Bleaching Wool.--The wool fibre has to be treated very differently from cotton fibre. It will not stand the action of as powerful bleaching agents, and, consequently, weaker ones must be used. This is a decided disadvantage, for whereas with cotton the colouring matter is effectually destroyed, so that the bleached cotton never regains its original colour, the same is not the case with wool, especially with sulphur-bleached wool, here the colouring matter of the fibre is, as it were, only hidden, and will under certain circumstances return. The two materials chiefly used for bleaching wool are sulphur and peroxide of hydrogen.
Sulphur Bleaching.--Bleaching wool by sulphur is a comparatively simple process. A sulphur house is built, the usual size being 12 feet high by 12 feet broad, and about 17 feet long. Brick is the most suitable material. The house should have well-fitting windows on two sides, and good tight doors at the ends (see fig. 9). Some houses have a small furnace at each corner for burning the sulphur, two of these furnaces are fitted with hoods, so that the sulphur gases can be conveyed to the upper part of the chamber, but a better plan, and one mostly adopted where the chamber is used for bleaching pieces, is to construct a false perforated bottom above the real bottom of the chamber, the sulphur being burnt in the space between the two floors.
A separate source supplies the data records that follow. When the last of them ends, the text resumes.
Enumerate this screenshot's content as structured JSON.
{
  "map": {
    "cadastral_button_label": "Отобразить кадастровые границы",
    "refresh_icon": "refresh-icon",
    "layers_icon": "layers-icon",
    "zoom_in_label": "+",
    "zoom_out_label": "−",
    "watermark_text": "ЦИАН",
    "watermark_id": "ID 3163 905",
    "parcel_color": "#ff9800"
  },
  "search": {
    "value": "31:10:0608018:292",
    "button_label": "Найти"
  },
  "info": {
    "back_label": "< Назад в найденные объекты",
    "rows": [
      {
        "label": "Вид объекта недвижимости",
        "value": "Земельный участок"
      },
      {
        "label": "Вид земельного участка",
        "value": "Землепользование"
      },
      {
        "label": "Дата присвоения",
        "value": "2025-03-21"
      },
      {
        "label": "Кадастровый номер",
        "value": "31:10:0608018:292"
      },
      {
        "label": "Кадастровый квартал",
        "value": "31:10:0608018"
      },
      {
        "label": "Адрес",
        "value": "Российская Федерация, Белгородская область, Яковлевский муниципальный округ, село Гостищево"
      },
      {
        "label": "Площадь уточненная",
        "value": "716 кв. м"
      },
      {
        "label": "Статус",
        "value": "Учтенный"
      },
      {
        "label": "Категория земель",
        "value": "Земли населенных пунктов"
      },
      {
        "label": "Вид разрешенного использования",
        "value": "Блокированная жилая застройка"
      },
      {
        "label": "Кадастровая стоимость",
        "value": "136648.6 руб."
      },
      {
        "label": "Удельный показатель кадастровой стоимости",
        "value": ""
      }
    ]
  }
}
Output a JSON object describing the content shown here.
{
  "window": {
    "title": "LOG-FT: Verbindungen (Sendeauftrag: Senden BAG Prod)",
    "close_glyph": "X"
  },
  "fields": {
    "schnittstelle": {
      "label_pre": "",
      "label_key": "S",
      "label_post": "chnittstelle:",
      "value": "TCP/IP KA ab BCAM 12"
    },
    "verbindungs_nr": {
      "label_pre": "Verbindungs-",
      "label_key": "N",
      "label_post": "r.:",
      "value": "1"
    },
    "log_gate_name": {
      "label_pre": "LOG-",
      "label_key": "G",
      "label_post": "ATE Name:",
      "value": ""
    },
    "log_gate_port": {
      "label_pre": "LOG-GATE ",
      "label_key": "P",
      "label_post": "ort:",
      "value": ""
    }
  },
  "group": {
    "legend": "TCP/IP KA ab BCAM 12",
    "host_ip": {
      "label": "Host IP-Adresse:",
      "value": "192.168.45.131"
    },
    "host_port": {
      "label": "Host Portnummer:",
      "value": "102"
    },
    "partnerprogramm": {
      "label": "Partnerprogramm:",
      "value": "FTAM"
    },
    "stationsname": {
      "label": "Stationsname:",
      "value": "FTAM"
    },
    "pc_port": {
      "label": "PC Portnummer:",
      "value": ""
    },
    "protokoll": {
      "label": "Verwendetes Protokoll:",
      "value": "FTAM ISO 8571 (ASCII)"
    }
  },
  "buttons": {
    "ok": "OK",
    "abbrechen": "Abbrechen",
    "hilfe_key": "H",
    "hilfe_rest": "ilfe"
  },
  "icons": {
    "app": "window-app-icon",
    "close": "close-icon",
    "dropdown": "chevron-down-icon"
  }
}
If yarn is being bleached the hanks are hung on wooden rods or poles in the chamber, while with pieces an arrangement is constructed so that the pieces which are stitched together are passed in a continuous manner through the chamber.
When all is ready the chamber doors are closed, and the furnaces are heated, some sulphur thrown upon them, which burning evolves sulphur dioxide gas, sulphurous acid, and this acting upon the wool bleaches it. The great thing is to cause a thorough circulation of the gas through every part of the chamber, so that the yarn or pieces are entirely exposed in every part to the bleaching action of the gas. This is effected by causing the gas to pass into the chamber at several points, and, seeing that it passes upwards, to the ventilator in the roof of the chamber. Generally speaking, a certain quantity of sulphur depending upon the quantity of goods being treated is placed in the chamber and allowed to burn itself out; the quantity used being about 6 to 8 per cent. of the weight of the goods. After the sulphuring the goods are simply rinsed in water and dried.
Sulphur bleaching is not an effective process, the colouring matter is not actually destroyed, having only entered into a chemical combination with the sulphur dioxide to form a colourless compound, and it only requires that the wool be treated with some material which will destroy this combination to bring the colour back again in all its original strength; washing in weak alkalies or in soap and water will do this. Another defect of the process lies in sulphur being volatilised in the free form, and settling upon the wool causes it to turn yellow, and this yellow colour cannot be got rid of.
The goods must be thoroughly rinsed with water after the bleaching, the object being to rid the wool of traces of sulphuric acid, which it often contains, and which if left in would in time cause the disintegration of the wool.
Sometimes the wool is washed in a little weak ammonia or soda liquor, but this is not advisable, as there is too much tendency for the colour of the wool to come back again, owing to the neutralising of the sulphur dioxide by the alkali.